UIDAI DATA CENTRES
The UIDAI has two data centres, one at Bengaluru in Karnataka and another at Manesar in Haryana. The Bangalore data centre is the city's first blast, flood and earthquake-proof building. The centre, which was constructed by state-owned Engineers India at a cost of Rs 116 crore, is spread over 6,245 sqm and has a storage capacity of 6 peta bytes with 4,000 servers. The building is blast proof with category 'C' rating. It has a 500-mm-thick wall. The home ministry had sanctioned a 162-member CISF (Central Industrial Security Force) squad to guard the highly sensitive data centre.
The Manesar facility is a state-of-the-art, energy efficient, captive green data centre as per global standards and guidelines, according to former UIDAI DG RS Sharma. The data centre is designed as per seismic zone-IV compliance requirements. The Manesar Data Centre houses a building to accommodate UIDAI Biometric Centre of Competence or UBCC and National Training Facilities of UIDAI. The foundation stone for this Data Centre was laid by former Haryana Chief Minister Bhupinder Singh Hooda in 2013.
AADHAAR SECURITY
The Supreme Court on Thursday allowed the UIDAI CEO to give presentation to explain the Aadhaar security system. The Court asked the Aadhaar CEO to address concerns such as surveillance, data security and exclusion of some people from receiving government benefits in case of authentication. The petitioners, challenging the Aadhaar, had earlier argued that the biometric collection from 2010 to 2016 was illegal and invalid.

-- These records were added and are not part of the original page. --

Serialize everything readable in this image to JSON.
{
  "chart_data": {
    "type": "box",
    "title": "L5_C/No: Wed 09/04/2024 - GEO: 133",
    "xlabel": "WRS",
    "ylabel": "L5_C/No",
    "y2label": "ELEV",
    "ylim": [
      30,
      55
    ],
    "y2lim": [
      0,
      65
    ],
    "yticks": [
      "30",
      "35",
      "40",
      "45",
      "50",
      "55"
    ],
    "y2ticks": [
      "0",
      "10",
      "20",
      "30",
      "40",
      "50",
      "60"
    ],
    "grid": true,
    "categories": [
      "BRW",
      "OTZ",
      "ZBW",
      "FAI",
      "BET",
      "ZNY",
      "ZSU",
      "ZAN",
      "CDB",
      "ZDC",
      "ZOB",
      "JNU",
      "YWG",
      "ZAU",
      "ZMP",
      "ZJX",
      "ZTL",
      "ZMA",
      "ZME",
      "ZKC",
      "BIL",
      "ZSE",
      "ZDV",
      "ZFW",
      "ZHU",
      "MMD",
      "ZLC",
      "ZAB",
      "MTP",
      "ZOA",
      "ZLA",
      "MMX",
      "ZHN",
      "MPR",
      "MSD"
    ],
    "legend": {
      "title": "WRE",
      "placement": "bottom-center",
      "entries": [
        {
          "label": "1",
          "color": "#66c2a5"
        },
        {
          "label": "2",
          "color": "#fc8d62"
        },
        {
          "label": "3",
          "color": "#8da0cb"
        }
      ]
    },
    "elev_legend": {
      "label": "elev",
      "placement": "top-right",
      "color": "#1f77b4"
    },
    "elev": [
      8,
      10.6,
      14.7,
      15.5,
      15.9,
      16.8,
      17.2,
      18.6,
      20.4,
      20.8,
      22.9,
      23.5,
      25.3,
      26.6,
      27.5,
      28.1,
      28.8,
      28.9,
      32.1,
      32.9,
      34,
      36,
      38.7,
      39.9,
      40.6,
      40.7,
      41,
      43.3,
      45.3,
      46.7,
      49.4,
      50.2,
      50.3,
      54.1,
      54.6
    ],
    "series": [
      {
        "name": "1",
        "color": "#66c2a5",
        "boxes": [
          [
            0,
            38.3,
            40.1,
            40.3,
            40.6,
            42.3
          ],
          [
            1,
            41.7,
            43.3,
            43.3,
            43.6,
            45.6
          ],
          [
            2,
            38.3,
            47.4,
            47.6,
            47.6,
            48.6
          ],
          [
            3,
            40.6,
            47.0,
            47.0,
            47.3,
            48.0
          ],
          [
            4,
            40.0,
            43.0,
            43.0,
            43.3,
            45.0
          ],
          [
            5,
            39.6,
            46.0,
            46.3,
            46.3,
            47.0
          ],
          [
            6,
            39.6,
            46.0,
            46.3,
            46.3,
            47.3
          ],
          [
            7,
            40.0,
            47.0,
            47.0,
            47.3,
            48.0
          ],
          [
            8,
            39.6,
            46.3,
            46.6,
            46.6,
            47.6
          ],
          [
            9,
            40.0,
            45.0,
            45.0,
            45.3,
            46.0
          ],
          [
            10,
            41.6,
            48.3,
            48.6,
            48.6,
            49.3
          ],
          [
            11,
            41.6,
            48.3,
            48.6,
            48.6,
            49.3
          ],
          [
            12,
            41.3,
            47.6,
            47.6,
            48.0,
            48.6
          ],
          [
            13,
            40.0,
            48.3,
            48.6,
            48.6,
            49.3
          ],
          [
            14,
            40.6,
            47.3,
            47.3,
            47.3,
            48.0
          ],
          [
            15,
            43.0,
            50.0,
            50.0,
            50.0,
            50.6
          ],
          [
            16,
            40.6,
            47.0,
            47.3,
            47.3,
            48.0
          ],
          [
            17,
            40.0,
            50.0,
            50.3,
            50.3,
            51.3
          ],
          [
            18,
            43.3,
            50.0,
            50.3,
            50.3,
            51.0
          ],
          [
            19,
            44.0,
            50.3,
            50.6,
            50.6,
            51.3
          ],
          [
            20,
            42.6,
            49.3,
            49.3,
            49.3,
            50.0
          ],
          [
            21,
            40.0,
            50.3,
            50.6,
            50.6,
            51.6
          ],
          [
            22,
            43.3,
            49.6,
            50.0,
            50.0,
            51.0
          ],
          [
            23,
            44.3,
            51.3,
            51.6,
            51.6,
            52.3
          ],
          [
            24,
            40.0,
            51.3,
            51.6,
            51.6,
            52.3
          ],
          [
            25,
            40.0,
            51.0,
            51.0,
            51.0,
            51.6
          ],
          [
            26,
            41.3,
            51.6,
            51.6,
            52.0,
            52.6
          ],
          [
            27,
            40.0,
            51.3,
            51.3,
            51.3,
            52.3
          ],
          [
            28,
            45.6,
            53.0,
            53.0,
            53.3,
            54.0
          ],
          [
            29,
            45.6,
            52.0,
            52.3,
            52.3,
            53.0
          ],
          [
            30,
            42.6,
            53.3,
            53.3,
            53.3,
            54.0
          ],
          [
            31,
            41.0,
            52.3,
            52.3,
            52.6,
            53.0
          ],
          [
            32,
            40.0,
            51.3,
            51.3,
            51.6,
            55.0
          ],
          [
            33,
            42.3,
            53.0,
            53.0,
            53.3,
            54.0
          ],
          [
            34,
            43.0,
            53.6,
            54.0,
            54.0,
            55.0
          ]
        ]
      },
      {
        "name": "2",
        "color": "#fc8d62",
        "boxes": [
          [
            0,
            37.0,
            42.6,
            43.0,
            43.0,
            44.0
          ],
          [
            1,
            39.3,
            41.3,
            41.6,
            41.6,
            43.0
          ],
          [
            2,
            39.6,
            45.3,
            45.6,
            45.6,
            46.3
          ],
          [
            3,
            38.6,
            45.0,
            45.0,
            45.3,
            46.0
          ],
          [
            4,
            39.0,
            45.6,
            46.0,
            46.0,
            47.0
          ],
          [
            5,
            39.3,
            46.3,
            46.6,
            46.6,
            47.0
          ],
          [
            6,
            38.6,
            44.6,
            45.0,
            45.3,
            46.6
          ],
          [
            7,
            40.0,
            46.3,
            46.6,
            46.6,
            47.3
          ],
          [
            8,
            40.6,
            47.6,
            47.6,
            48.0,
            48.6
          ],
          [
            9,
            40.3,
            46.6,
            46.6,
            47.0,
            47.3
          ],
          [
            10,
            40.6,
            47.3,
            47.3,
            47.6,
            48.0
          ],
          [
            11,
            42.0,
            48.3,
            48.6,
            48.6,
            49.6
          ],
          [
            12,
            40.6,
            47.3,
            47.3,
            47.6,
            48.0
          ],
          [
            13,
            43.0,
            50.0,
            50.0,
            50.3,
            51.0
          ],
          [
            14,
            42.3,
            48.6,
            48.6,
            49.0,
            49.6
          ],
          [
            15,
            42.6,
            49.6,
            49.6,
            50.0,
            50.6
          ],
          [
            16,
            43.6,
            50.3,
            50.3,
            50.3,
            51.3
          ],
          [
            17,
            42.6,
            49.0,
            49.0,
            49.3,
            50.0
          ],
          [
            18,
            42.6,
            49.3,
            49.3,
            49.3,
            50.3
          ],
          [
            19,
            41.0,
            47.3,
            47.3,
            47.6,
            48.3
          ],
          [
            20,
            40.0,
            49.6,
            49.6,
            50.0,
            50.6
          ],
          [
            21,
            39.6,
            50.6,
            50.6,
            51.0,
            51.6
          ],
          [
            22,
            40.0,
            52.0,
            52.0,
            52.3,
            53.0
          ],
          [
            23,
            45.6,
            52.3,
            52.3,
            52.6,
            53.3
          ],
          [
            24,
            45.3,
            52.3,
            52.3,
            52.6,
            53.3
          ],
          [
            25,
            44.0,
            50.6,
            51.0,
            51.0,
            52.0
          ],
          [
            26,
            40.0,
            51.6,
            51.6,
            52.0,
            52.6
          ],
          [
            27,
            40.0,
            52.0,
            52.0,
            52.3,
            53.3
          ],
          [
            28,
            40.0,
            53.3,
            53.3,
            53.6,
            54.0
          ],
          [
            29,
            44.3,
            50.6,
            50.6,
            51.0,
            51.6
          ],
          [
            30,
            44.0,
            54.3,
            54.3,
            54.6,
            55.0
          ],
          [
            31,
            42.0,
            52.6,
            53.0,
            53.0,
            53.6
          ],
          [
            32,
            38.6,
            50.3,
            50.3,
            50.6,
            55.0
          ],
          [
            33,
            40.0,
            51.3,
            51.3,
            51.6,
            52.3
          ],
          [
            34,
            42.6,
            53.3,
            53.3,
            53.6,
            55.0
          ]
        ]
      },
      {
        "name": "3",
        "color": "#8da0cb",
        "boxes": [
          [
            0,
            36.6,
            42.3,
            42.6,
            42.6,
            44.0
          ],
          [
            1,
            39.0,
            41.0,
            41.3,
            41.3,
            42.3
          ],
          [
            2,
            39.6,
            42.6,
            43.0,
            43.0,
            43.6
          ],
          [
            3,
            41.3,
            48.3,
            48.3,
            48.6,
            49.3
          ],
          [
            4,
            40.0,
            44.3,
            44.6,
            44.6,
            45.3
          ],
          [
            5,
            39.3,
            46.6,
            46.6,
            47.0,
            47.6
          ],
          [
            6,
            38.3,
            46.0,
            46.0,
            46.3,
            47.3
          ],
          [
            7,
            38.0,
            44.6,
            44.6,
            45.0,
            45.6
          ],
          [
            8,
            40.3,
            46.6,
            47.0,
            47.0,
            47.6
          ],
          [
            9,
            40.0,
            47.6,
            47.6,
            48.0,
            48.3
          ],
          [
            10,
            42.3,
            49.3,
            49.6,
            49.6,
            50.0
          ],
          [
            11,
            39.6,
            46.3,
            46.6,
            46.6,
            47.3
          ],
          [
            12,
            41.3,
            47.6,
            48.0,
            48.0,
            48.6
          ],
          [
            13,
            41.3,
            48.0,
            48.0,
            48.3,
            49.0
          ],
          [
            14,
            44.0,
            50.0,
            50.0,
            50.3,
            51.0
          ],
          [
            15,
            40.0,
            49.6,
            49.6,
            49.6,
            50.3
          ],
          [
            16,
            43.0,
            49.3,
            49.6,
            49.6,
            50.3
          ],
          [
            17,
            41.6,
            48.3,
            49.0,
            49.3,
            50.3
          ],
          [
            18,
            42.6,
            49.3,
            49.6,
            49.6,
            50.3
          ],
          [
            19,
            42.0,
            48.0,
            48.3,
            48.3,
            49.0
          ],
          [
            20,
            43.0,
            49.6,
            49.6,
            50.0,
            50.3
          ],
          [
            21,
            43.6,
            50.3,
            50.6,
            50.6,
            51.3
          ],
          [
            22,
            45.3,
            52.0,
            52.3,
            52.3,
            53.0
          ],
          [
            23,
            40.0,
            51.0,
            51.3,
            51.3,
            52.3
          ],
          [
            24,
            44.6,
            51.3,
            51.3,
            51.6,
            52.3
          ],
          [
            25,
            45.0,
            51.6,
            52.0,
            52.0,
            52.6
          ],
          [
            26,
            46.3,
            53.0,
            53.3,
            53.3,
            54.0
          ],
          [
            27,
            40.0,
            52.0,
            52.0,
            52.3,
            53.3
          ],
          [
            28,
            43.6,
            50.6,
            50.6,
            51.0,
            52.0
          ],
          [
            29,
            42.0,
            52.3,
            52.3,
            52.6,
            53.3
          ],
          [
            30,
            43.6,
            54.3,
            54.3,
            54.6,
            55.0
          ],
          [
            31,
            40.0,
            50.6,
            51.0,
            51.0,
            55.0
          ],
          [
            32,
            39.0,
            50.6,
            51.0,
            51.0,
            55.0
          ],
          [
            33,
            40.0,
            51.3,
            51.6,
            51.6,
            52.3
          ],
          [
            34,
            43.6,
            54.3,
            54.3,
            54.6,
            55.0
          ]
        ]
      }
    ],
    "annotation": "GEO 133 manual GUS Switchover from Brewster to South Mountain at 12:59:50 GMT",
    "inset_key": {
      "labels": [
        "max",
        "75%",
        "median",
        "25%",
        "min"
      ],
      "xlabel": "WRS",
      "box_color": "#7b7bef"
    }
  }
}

Explaining the security system of the Aadhaar, UIDAI CEO said that the entire data gets encrypted, even the fastest system in the world can't breach it. However, the bench said that it gets encrypted when it reaches you, but what about the collection centre where it could be captured by a private party. On this point, AB Pandey said that UIDAI did not share biometric details with anyone and the moment 'the resident presses the save key, entire data gets encrypted by the 2048-bit key'.
On authentication and foreign developed software, the UIDAI chief told the court that the agency has bought data matching software from the world's top three companies and stored on UIDAI's servers. The details saved on these servers are not shared with the software-providers, claimed AB Pandey. To make his point, Pandey said that even banks use such software but they don't share their details with software developers.